How I Plan To Eat, Drink, & Be Healthy This Holiday Season

Every holiday season, I tell myself that I shouldn’t indulge, so that I can stay healthy. But, what if a little indulgence actually makes me healthier overall?
In the past, I scanned the magazine shelves for every issue that claimed it would help me “Lose five pounds this holiday season!” I scoured the pages for advice on how not to overeat, and then I made my list of holiday don’ts: Don’t stand near the food at holiday parties; don’t have more than two glasses of wine each week; don’t head to a holiday party without eating a healthy meal at home; don’t be surprised if your holiday season is the worst ever.
Seriously, I felt like the only options I had were to drink all the creamy eggnog and eat every kind of truffle in the candy box and feel like a glutton — or spend the holiday season gnawing on raw kale while walking on the treadmill in an empty gym, lonely as can be. Neither of these choices was particularly appealing.
That's why, this year, I became determined to find an option that outwits both of the above — a happy medium that allows me to enjoy myself without going overboard. I deserve to eat my favorite Thanksgiving and Christmas foods without going 10 steps backwards on my healthy-eating journey.
So, this holiday season, I’m redefining what healthy and indulgent — two seemingly opposite adjectives — mean to me. Here’s my plan:

Put People Before Food
Something that’s helped me greatly on my healthy-curves journey is deciding when I’m showing up for the people and when I’m showing up for the food. Sometimes, spending time with the people I love is all I need to feel happily full, so I don't mind ordering the salad when my friends and I get together for one last brunch before we fly home to see our families. On the other hand, if my Uncle Arthur invites us over for his famous sweet-potato pie that I only have access to once a year, I'm not passing it up.

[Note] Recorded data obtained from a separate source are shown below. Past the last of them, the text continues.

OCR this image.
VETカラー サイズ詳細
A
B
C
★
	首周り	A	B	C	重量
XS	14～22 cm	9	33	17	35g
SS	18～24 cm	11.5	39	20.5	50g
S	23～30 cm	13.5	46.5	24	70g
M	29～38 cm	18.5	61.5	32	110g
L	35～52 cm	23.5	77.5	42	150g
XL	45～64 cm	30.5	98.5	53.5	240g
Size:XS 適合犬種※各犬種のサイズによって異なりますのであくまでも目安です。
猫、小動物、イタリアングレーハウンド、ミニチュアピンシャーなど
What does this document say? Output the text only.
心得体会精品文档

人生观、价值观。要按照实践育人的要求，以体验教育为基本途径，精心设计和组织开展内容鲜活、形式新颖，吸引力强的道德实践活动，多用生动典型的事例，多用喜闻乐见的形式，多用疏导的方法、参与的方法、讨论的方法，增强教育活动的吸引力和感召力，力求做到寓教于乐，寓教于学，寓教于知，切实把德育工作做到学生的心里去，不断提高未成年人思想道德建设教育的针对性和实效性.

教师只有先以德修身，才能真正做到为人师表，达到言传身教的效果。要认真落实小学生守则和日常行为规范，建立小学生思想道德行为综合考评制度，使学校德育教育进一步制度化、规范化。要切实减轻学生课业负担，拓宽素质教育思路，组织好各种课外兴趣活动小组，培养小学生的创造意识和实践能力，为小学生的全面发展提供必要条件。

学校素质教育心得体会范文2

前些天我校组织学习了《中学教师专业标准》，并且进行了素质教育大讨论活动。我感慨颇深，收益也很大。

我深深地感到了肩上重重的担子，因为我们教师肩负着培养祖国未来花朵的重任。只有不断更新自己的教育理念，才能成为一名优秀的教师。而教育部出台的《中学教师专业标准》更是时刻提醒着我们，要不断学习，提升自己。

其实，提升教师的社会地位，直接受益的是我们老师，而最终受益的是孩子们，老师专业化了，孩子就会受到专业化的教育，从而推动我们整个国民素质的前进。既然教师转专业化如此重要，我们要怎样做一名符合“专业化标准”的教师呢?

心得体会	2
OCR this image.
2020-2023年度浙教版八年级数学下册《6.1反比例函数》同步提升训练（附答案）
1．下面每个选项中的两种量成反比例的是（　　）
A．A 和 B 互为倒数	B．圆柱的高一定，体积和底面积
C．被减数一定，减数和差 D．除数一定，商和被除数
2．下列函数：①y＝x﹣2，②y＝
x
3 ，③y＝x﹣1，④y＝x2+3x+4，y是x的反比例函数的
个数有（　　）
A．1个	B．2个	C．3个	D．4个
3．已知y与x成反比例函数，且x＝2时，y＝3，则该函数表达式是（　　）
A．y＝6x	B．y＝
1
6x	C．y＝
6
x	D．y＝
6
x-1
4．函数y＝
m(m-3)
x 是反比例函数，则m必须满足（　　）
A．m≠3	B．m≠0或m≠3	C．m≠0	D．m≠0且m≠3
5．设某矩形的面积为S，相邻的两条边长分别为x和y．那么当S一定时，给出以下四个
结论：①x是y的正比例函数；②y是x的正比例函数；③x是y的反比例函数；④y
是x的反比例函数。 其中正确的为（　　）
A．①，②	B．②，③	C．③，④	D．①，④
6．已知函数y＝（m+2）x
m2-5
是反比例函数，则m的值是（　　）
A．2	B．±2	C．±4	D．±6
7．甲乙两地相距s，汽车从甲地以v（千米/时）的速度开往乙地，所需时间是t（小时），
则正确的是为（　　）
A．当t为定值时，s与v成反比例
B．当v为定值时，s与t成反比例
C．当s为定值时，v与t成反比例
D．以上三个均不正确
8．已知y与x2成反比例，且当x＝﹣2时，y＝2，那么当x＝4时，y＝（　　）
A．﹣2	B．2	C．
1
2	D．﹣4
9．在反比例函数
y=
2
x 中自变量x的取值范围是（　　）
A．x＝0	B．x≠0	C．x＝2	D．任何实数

Eat In A Loving Environment
There’s a big difference between enjoying Christmas dinner surrounded by people I love and rushing through forkfuls of cold leftovers at 11 p.m. in front of the refrigerator. As someone who has a tendency to binge eat, the combination of an abundance of rich foods and full days of Christmas vacation can wreak havoc on my health. I've fallen into the grazing-all-day trap, as well as eating when I’m not hungry and eating alone, which automatically means I eat more — just because the food's there.

This holiday season, I've decided that each meal should involve a loving moment where I take time to prepare a plate, invite one of my family members or friends to join me, and then sit down to food and conversation. This will put the meal into perspective for me and remind me to appreciate the special treats I’m having during this short period of time.

Get Moving
My gym schedule is non-negotiable during the holiday season. That may mean arriving to the holiday party late after Zumba or leaving the party early if I have a 6 a.m. training session planned. When I move more, I am more mindful of my eating. Also, it gets me out of the house during Christmas vacation, when I have time off. It can also be an alternate way of spending time with my family and friends — last year, my sisters joined me for walks after meals.

For me, being healthy is more than calories in/calories out. A healthy life is a life full of love and my connections with people around me. I will never look back on Thanksgiving and regret laughing with my cousins over slices of my uncle's famous pie. It's this kind of little indulgence with the people I love that makes my life rich.